A person’s place in the family business should be earned—not given. A family member may feel it is their birthright to take over a particular role, but if another person is better suited, you might have to choose what is best for the business even if it results in hurt feelings.

Enter your succession planning with the understanding that you are not going to please everyone. One of the toughest parts of a business is separating the personal and the professional, which is easier said than done. Consider bringing in outside advisers such as lawyers, tax experts, and wealth advisers to facilitate the discussions and provide a business-first perspective.

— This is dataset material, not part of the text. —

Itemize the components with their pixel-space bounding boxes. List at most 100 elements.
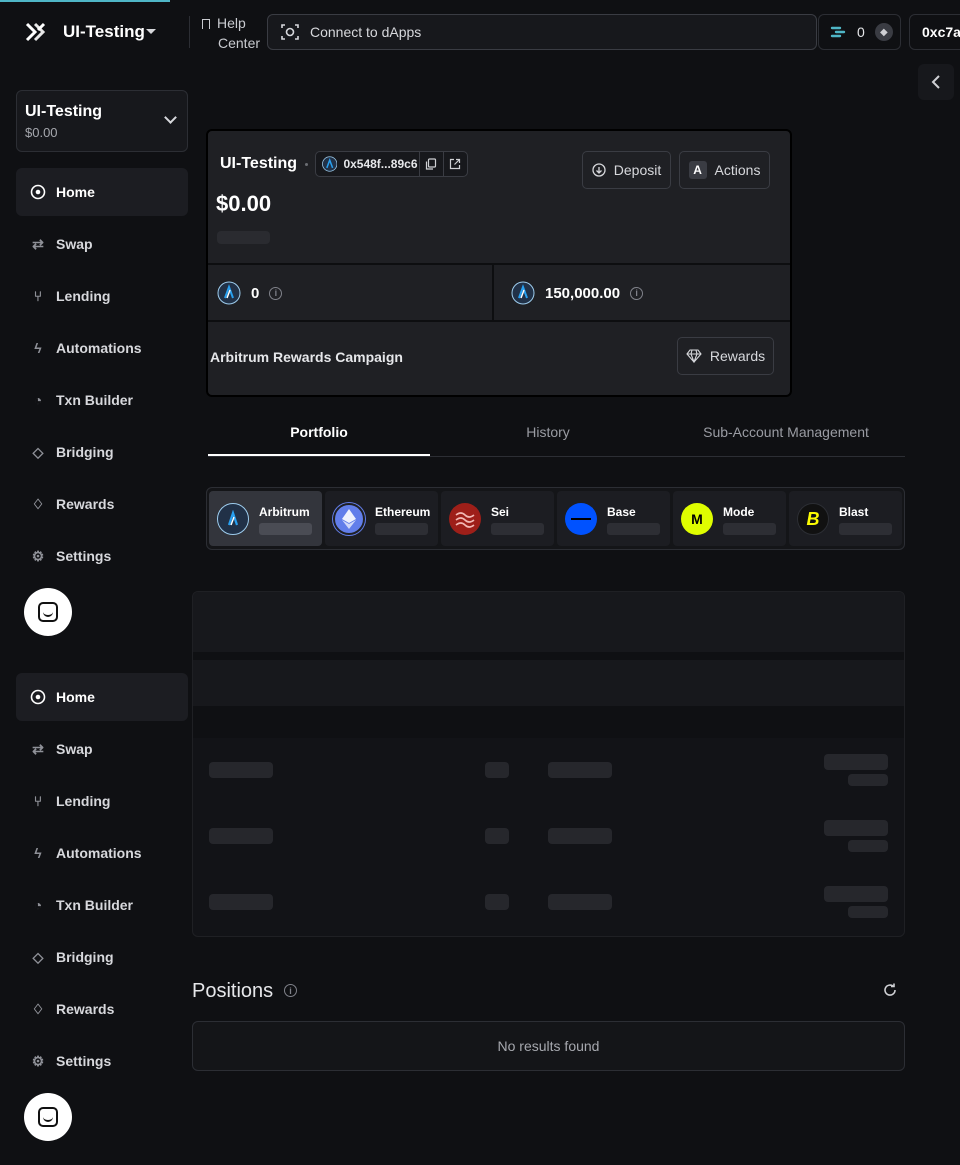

Succession planning includes planning for retirement, as well as death, injury, and illness. Let’s say that, upon your retirement, you plan to temporarily retain company ownership as the next generation of management steps into place, but you unexpectedly die or become incapacitated. What happens then? A succession plan that addresses multiple contingencies is stronger than one that does not.

Once management successors have been chosen and begin taking on more responsibilities and you have identified when the handoff will take place make sure that your business succession plan coordinates with your estate plan in the most tax-efficient manner. Formalize your succession plan the same way you did your estate plan by formalizing it through documents such as shareholder agreements, company agreements, employment contracts, and buy-sell agreements (which can be used to buy out the ownership stakes of other members). These documents should align with your estate plan to avoid any potential legal conflicts.

As you plan for succession, keep in mind that you can remain an owner in the company and help to ease the transition from one generation to the next while receiving business income. You could also serve as a paid company advisor or continue to invest in the company post-retirement.